Emirdağ Lâhikası | Mektup 182 | 223
(223-223)
(182)

Aziz, Sıddık Kardeşlerim!

Evvelâ: Bütün ruh u canımızla, geçen Leyle-i Beraatınızı tebrik ediyoruz.

Saniyen: Nurun ehemmiyetli bir kumandanı ve nâşiri Re’fet Beyin Nur hizmeti için İstanbul’a gitmesi, çok iyi, çok güzeldir. Zaten oraya, onun gibi bir Nurcu lâzımdır. Cenâb-ı Hak muvaffak eylesin.. âmin.

Salisen: Ben, ikisini Cami-ül-Ezher ulemasına, ikisini Medine-i Münevvere’nin Ravza-i Mutahhara civarındaki âlimlerine, ikisini de Şâm-ı Şerif hey’eti ulemasına göndermek üzere üç “Asâ-yı Musa”, üç “Zülfikâr”ı hazırladım. Başlarında, evvelce Câmi-ül-Ezher ulemasına hitaben size gönderdiğimiz bir mektub dercedilmiştir. Mümkün olduğu kadar çabuk göndereceğiz İnşâallah.

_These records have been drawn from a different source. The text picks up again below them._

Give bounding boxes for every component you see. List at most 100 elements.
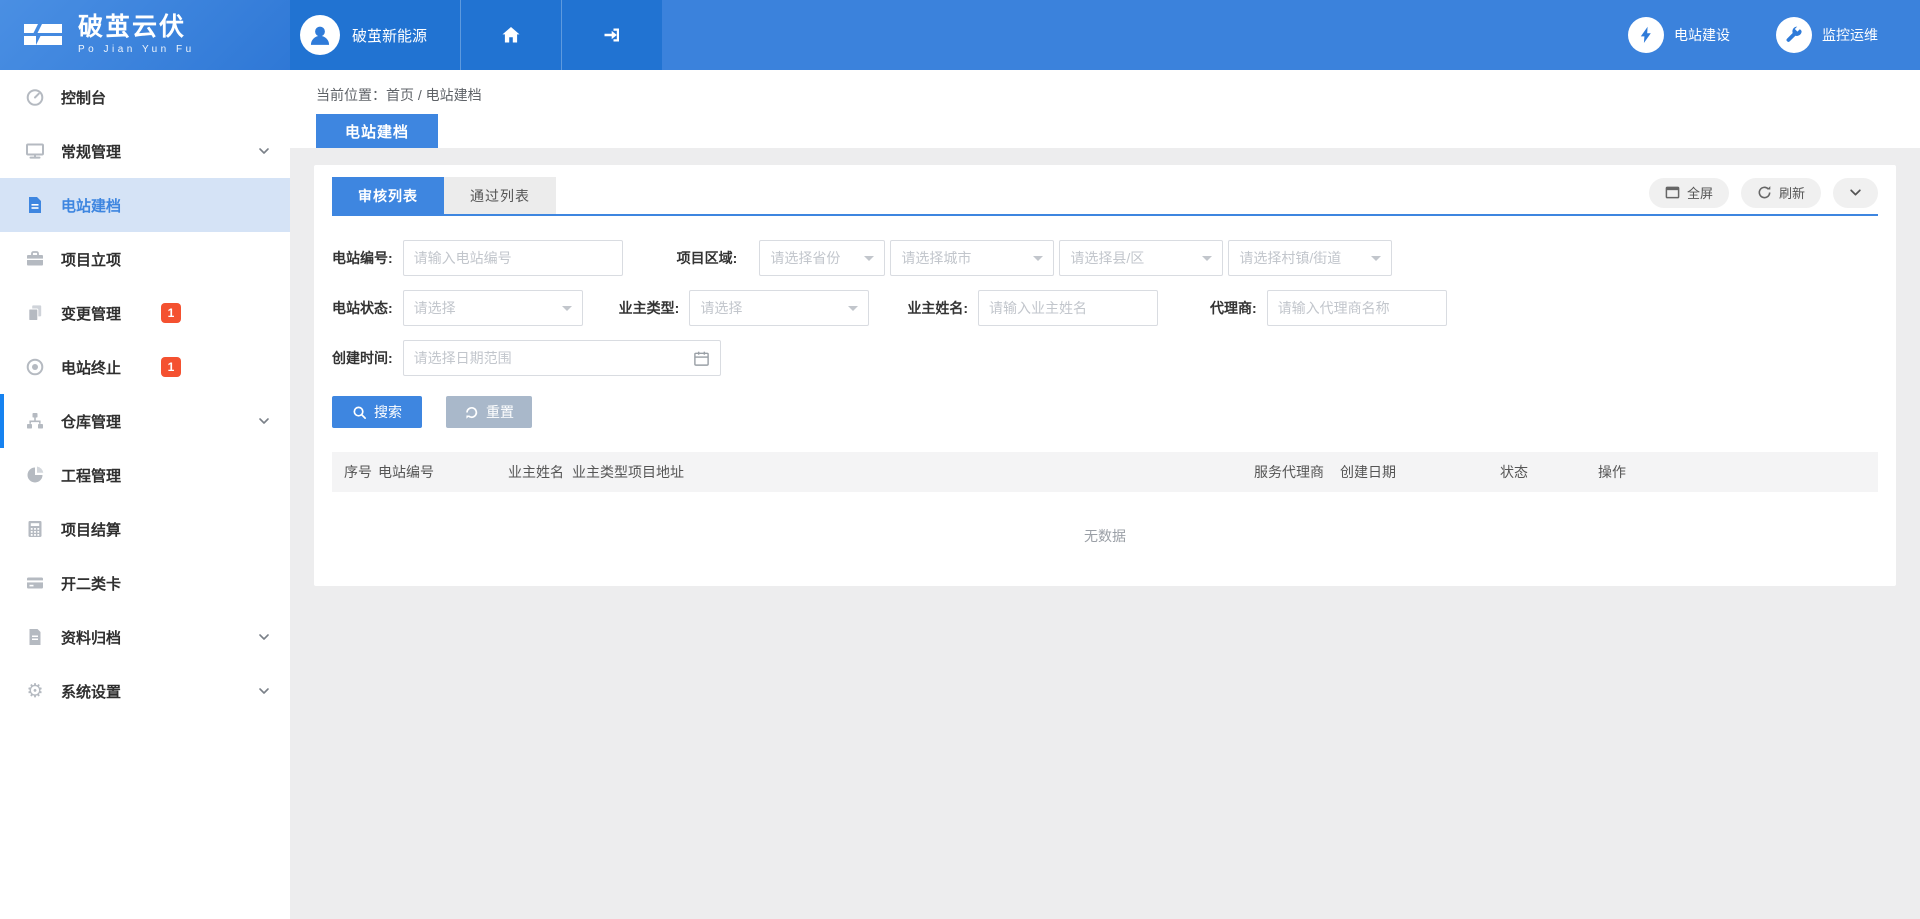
filter-form: 电站编号: 项目区域: 请选择省份 请选择城市 请选择县/区 xyxy=(332,216,1878,428)
sidebar-item-general-mgmt[interactable]: 常规管理 xyxy=(0,124,290,178)
sidebar-item-station-terminate[interactable]: 电站终止 1 xyxy=(0,340,290,394)
tab-passed-list[interactable]: 通过列表 xyxy=(444,177,556,214)
col-project-address: 项目地址 xyxy=(628,462,1254,482)
briefcase-icon xyxy=(24,249,46,269)
monitor-ops-action[interactable]: 监控运维 xyxy=(1776,17,1878,53)
chevron-down-icon xyxy=(258,415,270,427)
sidebar-item-label: 电站终止 xyxy=(61,357,121,378)
panel-tabs-bar: 审核列表 通过列表 全屏 刷 xyxy=(332,177,1878,216)
town-select[interactable]: 请选择村镇/街道 xyxy=(1228,240,1392,276)
fullscreen-label: 全屏 xyxy=(1687,183,1713,202)
table-header-row: 序号 电站编号 业主姓名 业主类型 项目地址 服务代理商 创建日期 状态 操作 xyxy=(332,452,1878,492)
caret-down-icon xyxy=(1202,256,1212,266)
sidebar-item-label: 资料归档 xyxy=(61,627,121,648)
col-index: 序号 xyxy=(344,462,378,482)
panel-card: 审核列表 通过列表 全屏 刷 xyxy=(314,165,1896,586)
station-no-label: 电站编号: xyxy=(332,248,393,268)
col-service-agent: 服务代理商 xyxy=(1254,462,1340,482)
col-operation: 操作 xyxy=(1598,462,1878,482)
card-icon xyxy=(24,573,46,593)
date-range-placeholder: 请选择日期范围 xyxy=(414,348,512,368)
station-status-placeholder: 请选择 xyxy=(414,298,456,318)
bolt-circle xyxy=(1628,17,1664,53)
tab-review-list[interactable]: 审核列表 xyxy=(332,177,444,214)
topbar: 破茧新能源 电站建设 xyxy=(290,0,1920,70)
station-status-select[interactable]: 请选择 xyxy=(403,290,583,326)
refresh-label: 刷新 xyxy=(1779,183,1805,202)
user-name: 破茧新能源 xyxy=(352,25,427,46)
search-icon xyxy=(352,405,367,420)
wrench-icon xyxy=(1784,25,1804,45)
sidebar-item-label: 控制台 xyxy=(61,87,106,108)
reset-icon xyxy=(464,405,479,420)
county-select[interactable]: 请选择县/区 xyxy=(1059,240,1223,276)
user-menu[interactable]: 破茧新能源 xyxy=(290,0,460,70)
collapse-button[interactable] xyxy=(1833,178,1878,208)
sidebar-item-project-initiation[interactable]: 项目立项 xyxy=(0,232,290,286)
caret-down-icon xyxy=(864,256,874,266)
monitor-icon xyxy=(24,141,46,161)
document-icon xyxy=(24,195,46,215)
app-header: 破茧云伏 Po Jian Yun Fu 破茧新能源 xyxy=(0,0,1920,70)
sidebar-item-engineering-mgmt[interactable]: 工程管理 xyxy=(0,448,290,502)
filter-row-3: 创建时间: 请选择日期范围 xyxy=(332,340,1878,376)
search-button[interactable]: 搜索 xyxy=(332,396,422,428)
city-select[interactable]: 请选择城市 xyxy=(890,240,1054,276)
brand-title: 破茧云伏 xyxy=(78,15,195,40)
caret-down-icon xyxy=(848,306,858,316)
county-placeholder: 请选择县/区 xyxy=(1070,248,1144,268)
sitemap-icon xyxy=(24,411,46,431)
logo-mark-icon xyxy=(20,15,66,55)
city-placeholder: 请选择城市 xyxy=(901,248,971,268)
filter-row-1: 电站编号: 项目区域: 请选择省份 请选择城市 请选择县/区 xyxy=(332,240,1878,276)
home-icon xyxy=(500,24,522,46)
sidebar-item-open-card[interactable]: 开二类卡 xyxy=(0,556,290,610)
home-button[interactable] xyxy=(460,0,561,70)
province-select[interactable]: 请选择省份 xyxy=(759,240,885,276)
page-head: 当前位置：首页 / 电站建档 电站建档 xyxy=(290,70,1920,148)
page-tab-station-archive[interactable]: 电站建档 xyxy=(316,114,438,148)
region-label: 项目区域: xyxy=(677,248,738,268)
sidebar-item-console[interactable]: 控制台 xyxy=(0,70,290,124)
col-created-date: 创建日期 xyxy=(1340,462,1500,482)
sidebar-item-label: 变更管理 xyxy=(61,303,121,324)
search-label: 搜索 xyxy=(374,402,402,422)
col-station-no: 电站编号 xyxy=(378,462,508,482)
main-content: 当前位置：首页 / 电站建档 电站建档 审核列表 通过列表 全屏 xyxy=(290,70,1920,919)
station-build-action[interactable]: 电站建设 xyxy=(1628,17,1730,53)
sidebar-item-label: 仓库管理 xyxy=(61,411,121,432)
refresh-button[interactable]: 刷新 xyxy=(1741,178,1821,208)
empty-state: 无数据 xyxy=(332,492,1878,580)
caret-down-icon xyxy=(562,306,572,316)
fullscreen-button[interactable]: 全屏 xyxy=(1649,178,1729,208)
station-status-label: 电站状态: xyxy=(332,298,393,318)
record-icon xyxy=(24,357,46,377)
sidebar-item-change-mgmt[interactable]: 变更管理 1 xyxy=(0,286,290,340)
calculator-icon xyxy=(24,519,46,539)
owner-type-select[interactable]: 请选择 xyxy=(689,290,869,326)
province-placeholder: 请选择省份 xyxy=(770,248,840,268)
date-range-input[interactable]: 请选择日期范围 xyxy=(403,340,721,376)
brand-subtitle: Po Jian Yun Fu xyxy=(78,45,195,55)
chevron-down-icon xyxy=(258,145,270,157)
pie-chart-icon xyxy=(24,465,46,485)
topbar-right-group: 电站建设 监控运维 xyxy=(1628,0,1920,70)
col-status: 状态 xyxy=(1500,462,1598,482)
agent-input[interactable] xyxy=(1267,290,1447,326)
sidebar: 控制台 常规管理 电站建档 xyxy=(0,70,290,919)
sidebar-item-system-settings[interactable]: ⚙ 系统设置 xyxy=(0,664,290,718)
sidebar-item-project-settlement[interactable]: 项目结算 xyxy=(0,502,290,556)
sidebar-item-data-archive[interactable]: 资料归档 xyxy=(0,610,290,664)
reset-button[interactable]: 重置 xyxy=(446,396,532,428)
owner-name-input[interactable] xyxy=(978,290,1158,326)
sidebar-item-label: 电站建档 xyxy=(61,195,121,216)
sign-in-button[interactable] xyxy=(561,0,662,70)
sidebar-item-station-archive[interactable]: 电站建档 xyxy=(0,178,290,232)
sidebar-item-label: 常规管理 xyxy=(61,141,121,162)
station-build-label: 电站建设 xyxy=(1674,25,1730,45)
sidebar-item-warehouse-mgmt[interactable]: 仓库管理 xyxy=(0,394,290,448)
bolt-icon xyxy=(1636,25,1656,45)
station-no-input[interactable] xyxy=(403,240,623,276)
breadcrumb: 当前位置：首页 / 电站建档 xyxy=(290,70,1920,105)
owner-type-placeholder: 请选择 xyxy=(700,298,742,318)
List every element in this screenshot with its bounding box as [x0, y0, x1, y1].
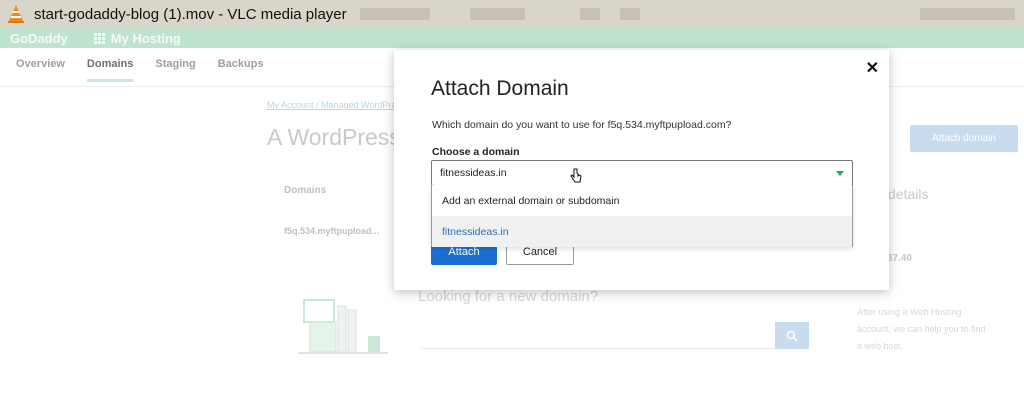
dropdown-option-fitnessideas[interactable]: fitnessideas.in: [432, 216, 852, 247]
tab-domains[interactable]: Domains: [86, 58, 134, 82]
domain-dropdown-list: Add an external domain or subdomain fitn…: [431, 185, 853, 247]
background-tab: [620, 8, 640, 20]
domain-row: f5q.534.myftpupload...: [284, 226, 380, 236]
domains-column-header: Domains: [284, 185, 327, 196]
vlc-cone-icon: [6, 4, 26, 24]
attach-domain-modal: ✕ Attach Domain Which domain do you want…: [394, 50, 889, 290]
modal-title: Attach Domain: [431, 77, 569, 100]
choose-domain-label: Choose a domain: [432, 146, 520, 158]
background-tab: [360, 8, 430, 20]
domain-select-value: fitnessideas.in: [440, 167, 507, 179]
looking-for-domain-heading: Looking for a new domain?: [418, 288, 599, 305]
product-name[interactable]: My Hosting: [111, 31, 181, 46]
chevron-down-icon: [836, 171, 844, 176]
close-icon[interactable]: ✕: [866, 58, 879, 78]
apps-grid-icon[interactable]: [93, 32, 105, 44]
hosting-illustration: [298, 299, 388, 354]
page-title: A WordPress: [267, 124, 401, 150]
search-icon: [786, 330, 798, 341]
tab-overview[interactable]: Overview: [16, 58, 65, 82]
side-info-text: After using a Web Hosting account, we ca…: [857, 307, 986, 351]
hand-cursor-icon: [570, 168, 582, 183]
modal-question: Which domain do you want to use for f5q.…: [432, 119, 732, 131]
tab-backups[interactable]: Backups: [218, 58, 264, 82]
window-title: start-godaddy-blog (1).mov - VLC media p…: [34, 5, 347, 23]
nav-tabs: Overview Domains Staging Backups: [16, 58, 264, 82]
tab-staging[interactable]: Staging: [155, 58, 195, 82]
window-titlebar: start-godaddy-blog (1).mov - VLC media p…: [0, 0, 1024, 28]
domain-select[interactable]: fitnessideas.in: [431, 160, 853, 186]
domain-search-input[interactable]: [421, 322, 775, 349]
breadcrumb[interactable]: My Account / Managed WordPress: [267, 100, 405, 110]
app-header: GoDaddy My Hosting: [0, 28, 1024, 48]
attach-domain-button[interactable]: Attach domain: [910, 125, 1018, 152]
background-tab: [920, 8, 1015, 20]
background-tab: [580, 8, 600, 20]
search-button[interactable]: [775, 322, 809, 349]
details-header: details: [888, 186, 929, 202]
background-tab: [470, 8, 525, 20]
dropdown-option-external[interactable]: Add an external domain or subdomain: [432, 185, 852, 216]
godaddy-logo[interactable]: GoDaddy: [10, 31, 68, 46]
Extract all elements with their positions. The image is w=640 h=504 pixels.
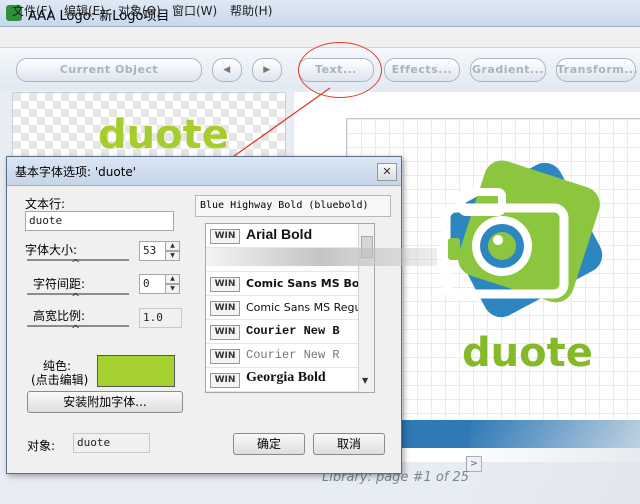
prev-object-button[interactable]: ◀	[212, 58, 242, 82]
menu-edit[interactable]: 编辑(E)	[64, 2, 105, 19]
watermark-overlay	[470, 420, 640, 504]
win-badge: WIN	[210, 373, 240, 388]
char-spacing-input[interactable]: 0	[139, 274, 166, 294]
effects-button[interactable]: Effects...	[384, 58, 460, 82]
color-hint-label: (点击编辑)	[31, 373, 89, 387]
blur-overlay	[205, 248, 437, 266]
color-swatch[interactable]	[97, 355, 175, 387]
win-badge: WIN	[210, 229, 240, 244]
font-name: Arial Bold	[246, 226, 313, 242]
font-list-item[interactable]: WIN Georgia Bold	[206, 368, 358, 392]
next-object-button[interactable]: ▶	[252, 58, 282, 82]
object-value: duote	[73, 433, 150, 453]
object-label: 对象:	[27, 439, 56, 453]
font-list-item[interactable]: WIN Courier New B	[206, 320, 358, 344]
menu-help[interactable]: 帮助(H)	[230, 2, 272, 19]
win-badge: WIN	[210, 277, 240, 292]
aspect-ratio-label: 高宽比例:	[33, 309, 86, 323]
menu-file[interactable]: 文件(F)	[12, 2, 52, 19]
current-object-button[interactable]: Current Object	[16, 58, 202, 82]
font-list-item[interactable]: WIN Courier New R	[206, 344, 358, 368]
font-list-item[interactable]: WIN Comic Sans MS Regu	[206, 296, 362, 320]
font-name: Courier New B	[246, 324, 340, 338]
char-spacing-down[interactable]: ▼	[165, 284, 180, 294]
font-name: Courier New R	[246, 348, 340, 362]
font-list-item[interactable]: WIN Comic Sans MS Bo	[206, 272, 360, 296]
font-size-label: 字体大小:	[25, 243, 78, 257]
win-badge: WIN	[210, 325, 240, 340]
gradient-button[interactable]: Gradient...	[470, 58, 546, 82]
lens-highlight	[493, 235, 503, 245]
font-size-down[interactable]: ▼	[165, 251, 180, 261]
menu-object[interactable]: 对象(O)	[118, 2, 161, 19]
font-size-input[interactable]: 53	[139, 241, 166, 261]
install-fonts-button[interactable]: 安装附加字体...	[27, 391, 183, 413]
win-badge: WIN	[210, 349, 240, 364]
font-size-slider-thumb[interactable]: ^	[71, 257, 80, 270]
cancel-button[interactable]: 取消	[313, 433, 385, 455]
ok-button[interactable]: 确定	[233, 433, 305, 455]
font-name: Comic Sans MS Bo	[246, 277, 360, 290]
text-line-input[interactable]: duote	[25, 211, 174, 231]
dialog-close-button[interactable]: ✕	[377, 163, 397, 181]
font-name: Georgia Bold	[246, 370, 326, 385]
annotation-ring	[298, 42, 382, 98]
menu-window[interactable]: 窗口(W)	[172, 2, 217, 19]
char-spacing-label: 字符间距:	[33, 277, 86, 291]
dialog-title: 基本字体选项: 'duote'	[15, 165, 137, 179]
aspect-ratio-slider-thumb[interactable]: ^	[71, 323, 80, 336]
text-line-label: 文本行:	[25, 197, 66, 211]
camera-logo-icon[interactable]	[418, 150, 628, 330]
logo-text[interactable]: duote	[462, 330, 593, 376]
char-spacing-slider-thumb[interactable]: ^	[71, 291, 80, 304]
aspect-ratio-value: 1.0	[139, 308, 182, 328]
camera-lens-green	[488, 232, 516, 260]
preview-text: duote	[98, 112, 229, 158]
camera-flash	[448, 238, 460, 260]
current-font-display: Blue Highway Bold (bluebold)	[195, 195, 391, 217]
font-size-up[interactable]: ▲	[165, 241, 180, 251]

Rabian: Ben, iki cihette ma’nevî hizmetlerinize ve dualarınıza ve benim yerimde yapamadığım ma’nevî kazançlarınızın imdadıma gelmesine şiddetle ihtiyacım var:

Birinci Sebeb: Bütün hayatımda şimdiki kuvvetsizlik ve gittikçe ziyâdeleşen zafiyeti hissetmemiştim. Çok sıkıntılarla dâimî evradlarımı ba’zı da noksan olarak yapabilirim. Halbuki bu eyyam ve Leyali-i mübârekede yüz derece çalışmağa ihtiyacım var. Ve sizin şirket-i ma’nevîyenize hissem itibariyle yardım etmek ve dualarınıza bin derece ziyâde âminlerle iştirake koşmak lâzım iken, bu iktidarsızlığım, o şirket-i ma’nevîyeye pek cüz’i yardım edebilir. Bunun çâresi, vazife-i Nuriyede benim vazifem size verildiği gibi, o şirketteki vazifeyi de sizlerin ma’nevî yardımlarına dayanıp haddimden ve isti’dâdımdan pek çok ziyâde bu âciz kardeşinizdeki hüsn-ü zannınıza muvafık çalışmayı rahmet-i İlâhîden niyaz ediyorum.